Virologic and immunologic responses in treatment-naive patients to ritonavir-boosted atazanavir or efavirenz with a common backbone

Journal Paper/Review - May 1, 2014

Units
PubMed
Doi

Citation
Wang Q, Battegay M, Bucher H, Fehr J, Furrer H, Cavassini M, Calmy A, Vernazza P, Bernasconi E, Young J, Swiss HIV Cohort Study. Virologic and immunologic responses in treatment-naive patients to ritonavir-boosted atazanavir or efavirenz with a common backbone. HIV Clin Trials 2014; 15:92-103.
Type
Journal Paper/Review (English)
Journal
HIV Clin Trials 2014; 15
Publication Date
May 1, 2014
Issn Print
1528-4336
Pages
92-103
Brief description/objective

BACKGROUND
Atazanavir boosted with ritonavir (ATV/r) and efavirenz (EFV) are both recommended as first-line therapies for HIV-infected patients. We compared the 2 therapies for virologic efficacy and immune recovery.

METHODS
We included all treatment-naïve patients in the Swiss HIV Cohort Study starting therapy after May 2003 with either ATV/r or EFV and a backbone of tenofovir and either emtricitabine or lamivudine. We used Cox models to assess time to virologic failure and repeated measures models to assess the change in CD4 cell counts over time. All models were fit as marginal structural models using both point of treatment and censoring weights. Intent-to-treat and various as-treated analyses were carried out: In the latter, patients were censored at their last recorded measurement if they changed therapy or if they were no longer adherent to therapy.

RESULTS
Patients starting EFV (n = 1,097) and ATV/r (n = 384) were followed for a median of 35 and 37 months, respectively. During follow-up, 51% patients on EFV and 33% patients on ATV/r remained adherent and made no change to their first-line therapy. Although intent-to-treat analyses suggest virologic failure was more likely with ATV/r, there was no evidence for this disadvantage in patients who adhered to first-line therapy.

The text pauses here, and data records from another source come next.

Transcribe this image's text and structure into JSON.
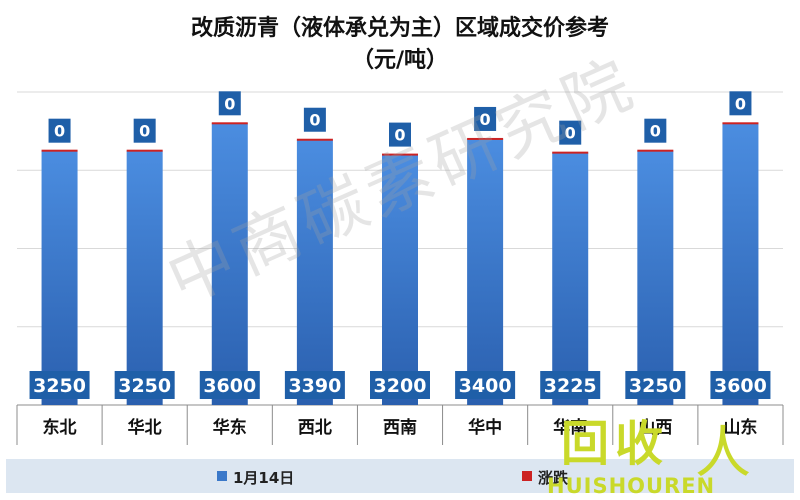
{
  "chart_data": {
    "type": "bar",
    "title": "改质沥青（液体承兑为主）区域成交价参考",
    "subtitle": "（元/吨）",
    "categories": [
      "东北",
      "华北",
      "华东",
      "西北",
      "西南",
      "华中",
      "华南",
      "山西",
      "山东"
    ],
    "series": [
      {
        "name": "1月14日",
        "values": [
          3250,
          3250,
          3600,
          3390,
          3200,
          3400,
          3225,
          3250,
          3600
        ],
        "color": "#3a78c9"
      },
      {
        "name": "涨跌",
        "values": [
          0,
          0,
          0,
          0,
          0,
          0,
          0,
          0,
          0
        ],
        "color": "#cc2222"
      }
    ],
    "ylim": [
      0,
      4000
    ],
    "grid": true,
    "legend": "bottom",
    "xlabel": "",
    "ylabel": ""
  },
  "watermark": "中商碳素研究院",
  "logo": {
    "cn": "回收",
    "en": "HUISHOUREN",
    "mark": "人"
  }
}
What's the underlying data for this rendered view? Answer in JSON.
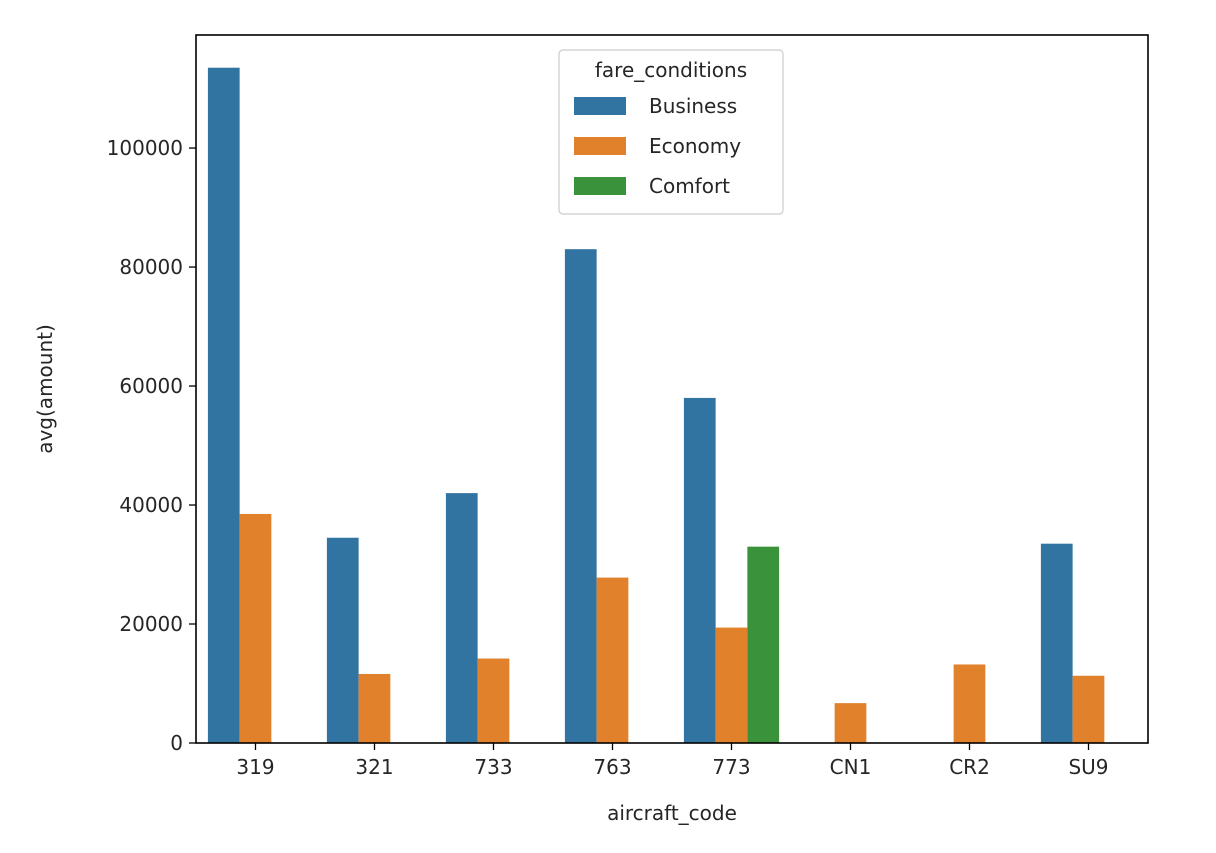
{
  "chart_data": {
    "type": "bar",
    "title": "",
    "xlabel": "aircraft_code",
    "ylabel": "avg(amount)",
    "categories": [
      "319",
      "321",
      "733",
      "763",
      "773",
      "CN1",
      "CR2",
      "SU9"
    ],
    "series": [
      {
        "name": "Business",
        "color": "#3274a1",
        "values": [
          113500,
          34500,
          42000,
          83000,
          58000,
          null,
          null,
          33500
        ]
      },
      {
        "name": "Economy",
        "color": "#e1812c",
        "values": [
          38500,
          11600,
          14200,
          27800,
          19400,
          6700,
          13200,
          11300
        ]
      },
      {
        "name": "Comfort",
        "color": "#3a923a",
        "values": [
          null,
          null,
          null,
          null,
          33000,
          null,
          null,
          null
        ]
      }
    ],
    "ylim": [
      0,
      119000
    ],
    "yticks": [
      0,
      20000,
      40000,
      60000,
      80000,
      100000
    ],
    "ytick_labels": [
      "0",
      "20000",
      "40000",
      "60000",
      "80000",
      "100000"
    ],
    "grid": false,
    "legend": {
      "title": "fare_conditions",
      "placement": "upper center",
      "entries": [
        "Business",
        "Economy",
        "Comfort"
      ]
    }
  }
}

Patients starting ATV/r had a greater increase in CD4 cell count during the first year of therapy, but this advantage disappeared after one year.

CONCLUSIONS
In this observational study, there was no good evidence of any intrinsic advantage for one therapy over the other, consistent with earlier clinical trials. Differences between therapies may arise in a clinical setting because of differences in adherence to therapy.